Synopsis: The Keeper of Traken presides over a union of harmony. Nearing the end of his very long life, he visits the Doctor and invites him to visit Traken. Instead of being honoured guests, the Doctor and Adric find themselves mistaken for the evil that the Keeper has warned about. In a nearby grove, Kassia, the wife of a consul bares her soul to a lonely statue, fearful that her loving husband will be taken from her if he is nominated to be the new Keeper. But then the statue speaks – and promises everything will be okay, so long as she obeys without question. Within the statue, in an impossibly large chamber, a decaying figure observes his plan coming together, a plan that will find him power to regenerate his husk of a body – and enact revenge on his nemesis, the Doctor!
1. Escape to Danger
2. Melkur Awakes
4. The Voice of Melkur
5. Melkur’s Secret
6. The Net
7. Prisoners of Melkur
8. A Place to Hide
9. Death of a Keeper
10. The Rule of Melkur
11. The Last Resort
12. The Enemy
Background: Terrance Dicks adapts Johnny Byrne’s 1981 scripts, which followed Warriors’ Gate on TV, making this the second time that three consecutive stories have been released together.

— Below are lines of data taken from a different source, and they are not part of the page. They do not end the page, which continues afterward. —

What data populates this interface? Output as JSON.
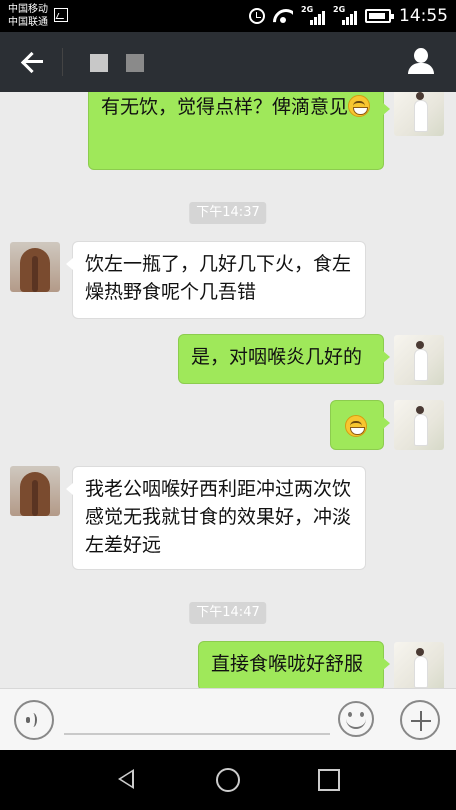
{
  "status_bar": {
    "carrier_1": "中国移动",
    "carrier_2": "中国联通",
    "network_1": "2G",
    "network_2": "2G",
    "time": "14:55"
  },
  "header": {
    "title_blocks": [
      {
        "color": "#c8c8c8"
      },
      {
        "color": "#8a8a8a"
      }
    ]
  },
  "chat": {
    "messages": [
      {
        "type": "outgoing",
        "text": "有无饮，觉得点样？俾滴意见",
        "emoji": true
      },
      {
        "type": "timestamp",
        "text": "下午14:37"
      },
      {
        "type": "incoming",
        "text": "饮左一瓶了，几好几下火，食左燥热野食呢个几吾错"
      },
      {
        "type": "outgoing",
        "text": "是，对咽喉炎几好的"
      },
      {
        "type": "outgoing",
        "text": "",
        "emoji": true
      },
      {
        "type": "incoming",
        "text": "我老公咽喉好西利距冲过两次饮感觉无我就甘食的效果好，冲淡左差好远"
      },
      {
        "type": "timestamp",
        "text": "下午14:47"
      },
      {
        "type": "outgoing",
        "text": "直接食喉咙好舒服"
      }
    ]
  },
  "input_bar": {
    "text_value": "",
    "placeholder": ""
  },
  "colors": {
    "outgoing_bubble": "#9fe85a",
    "incoming_bubble": "#ffffff",
    "chat_background": "#ebebeb",
    "header_background": "#2b2f34"
  }
}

Notes: The first chapter is called ‘Escape to Danger’ (yay!) and it directly follows on from Warriors’ Gate, explaining the disappearance of Romana and K9. Adric’s standard description now tells us he’s ‘a smallish, round-faced, snub-nosed lad with an expression of cheerful impudence’. We’re also told he ‘usually eats enough for two’ and Adric observes that ‘practically everyone on Traken was old, eminent, and bearded’, which is a brilliant line. We only discover the identity of Melkur at the same time as the Doctor. The description of the Master matches that from The Deadly Assassin:
The figure in the chair was both wizened and decayed, the body as worn out as the tattered robes. One eye glared madly from the crumbling ruin of a face and blackened lips drew back in a ghastly chuckle.
As he confronts the Master in his TARDIS, The Doctor recalls his nemesis back in his prime:
The stocky, powerful figure, the darkly handsome face with its pointed beard and burning eyes, the deep, hypnotic voice. All of that was gone, decayed, so that all that was left was a walkingcorpse.
The new Master’s first words are ‘Now begins my new life!’
Cover: Andrew Skilleter gives us a simple scene of Nyssa and Melkur. Alister Pearson’s 1993 reprint cover is another montage of faces, depicting the Doctor, the Keeper and Melkur, along with the screaming, decaying face of the Master.
Final Analysis: A lot more effort with this, even though it’s largely a straight translation from screen to page, as Terrance provides points of view and character insights throughout. One slightly odd thing is that it’s not exactly clear in the TV episodes when exactly the Keeper reveals that Tremas is to be his successor, as this is merely reported by the Keeper after he shows the Doctor and Adric the wedding scene. Here, the appointment is very much part of the wedding, meaning Tremas and Kassia are married for less than two days before they’re both killed. As on TV, Nyssa is not signposted as the new companion and if anything her role is minimal, even though Terrance makes sure to tell us that she and Adric quickly become friends.